September 4, 2014
200th Anniversary of the Naming of Madison Square
2014 marks the bicentennial of the naming of Madison Square, now perhaps the most beautiful and historic of New York City’s small parks.
Why is it so special? There are lots of reasons, but a primary one is the inventive plan laid out by Ignatz Pilat and William Grant in in 1870. The plan uses curving paths that do not afford direct paths through the park . The effect is to create an oasis that seems many times larger than it actually is. Anyone, who has enjoyed the park, knows the total respite from the city it affords.
How brilliant this plan is becomes clearer when it is compared to other layouts of the park. When the park first opened in 1844, a strict grid layout was imposed on the park’s 6.2 acres. There was a straight path up the center and perpendicular paths aligning with 24th and 25th Streets – the city street grid was effectively extended into the park. Plans in 1910 and 1935 would have brought the park back close to this original layout, and one can see how static they would have been.

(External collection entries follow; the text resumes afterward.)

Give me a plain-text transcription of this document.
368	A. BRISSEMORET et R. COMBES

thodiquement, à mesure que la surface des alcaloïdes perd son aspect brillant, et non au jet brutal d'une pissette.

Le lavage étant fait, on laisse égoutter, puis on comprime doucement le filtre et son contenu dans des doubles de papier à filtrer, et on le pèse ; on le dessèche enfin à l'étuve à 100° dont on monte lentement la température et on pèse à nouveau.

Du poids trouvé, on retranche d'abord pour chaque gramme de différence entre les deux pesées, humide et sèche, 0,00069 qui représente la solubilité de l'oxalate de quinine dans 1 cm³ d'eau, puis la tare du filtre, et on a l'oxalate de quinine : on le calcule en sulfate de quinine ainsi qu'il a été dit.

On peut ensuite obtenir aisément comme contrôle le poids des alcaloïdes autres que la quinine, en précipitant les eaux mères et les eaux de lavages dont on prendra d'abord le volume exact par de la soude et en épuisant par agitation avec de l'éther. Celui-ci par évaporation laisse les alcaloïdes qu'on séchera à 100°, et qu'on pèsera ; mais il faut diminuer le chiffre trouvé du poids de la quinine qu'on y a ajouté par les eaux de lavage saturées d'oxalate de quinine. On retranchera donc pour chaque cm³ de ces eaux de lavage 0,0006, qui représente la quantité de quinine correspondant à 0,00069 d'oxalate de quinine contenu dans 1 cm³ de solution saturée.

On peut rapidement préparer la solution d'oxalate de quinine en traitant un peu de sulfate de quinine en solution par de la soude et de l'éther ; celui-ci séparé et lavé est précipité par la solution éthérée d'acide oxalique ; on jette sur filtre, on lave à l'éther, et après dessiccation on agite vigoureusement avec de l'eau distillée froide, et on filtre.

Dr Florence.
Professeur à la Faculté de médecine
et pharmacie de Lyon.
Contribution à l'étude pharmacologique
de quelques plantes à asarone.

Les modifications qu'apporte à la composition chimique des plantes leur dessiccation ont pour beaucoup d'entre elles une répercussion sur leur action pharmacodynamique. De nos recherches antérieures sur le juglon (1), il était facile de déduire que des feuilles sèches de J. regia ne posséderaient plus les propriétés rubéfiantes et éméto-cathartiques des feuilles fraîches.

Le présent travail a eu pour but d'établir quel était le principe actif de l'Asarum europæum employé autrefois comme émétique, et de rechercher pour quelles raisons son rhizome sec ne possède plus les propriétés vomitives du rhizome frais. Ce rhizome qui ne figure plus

Original Grid Plan Pilat-Grant Plan
The advent of this lovely Pilat-Grant park plan in 1870 happily coincided with the development of the area as the center of New York society, theatres, fine restaurants and world-famous hotels. The result was a Gilded Age explosion around the park with the city’s best families locating here and the famous from around the world gathering around it.
The beauty and historical significance of the park also has a great deal to do with the sensitive restoration and maintenance of the park through the 1980s and 90s and the final complete restoration of the park in 1999. Since the completion of the latest restoration in 2001, the park has been kept meticulously by the Madison Square Park Conservancy, which has also enlivened it with visionary arts, music, food and children’s programs.
With the 2001 restoration, the area around the park has once again become home to affluent New Yorkers, nightlife, wonderful restaurants, world-class hotels, and now brand businesses.
Clearly all this good fortune is not a coincidence. The foresight of many people over the centuries and the work of the Conservancy and City today have not only provided generations of New Yorker’s with a glorious place of rest and relaxation, but also an important cornerstone for building a true 24/7, live/work neighborhood with a vibrant economic life.
Berman, Miriam, Madison Square, Gibbs-Smith Publishers, Salt Lake City, 2001, p. 18.
Wikipedia, “Madison Square,” downloaded 9.19.13 from en.wikipedia.org/wiki/Madison_Square.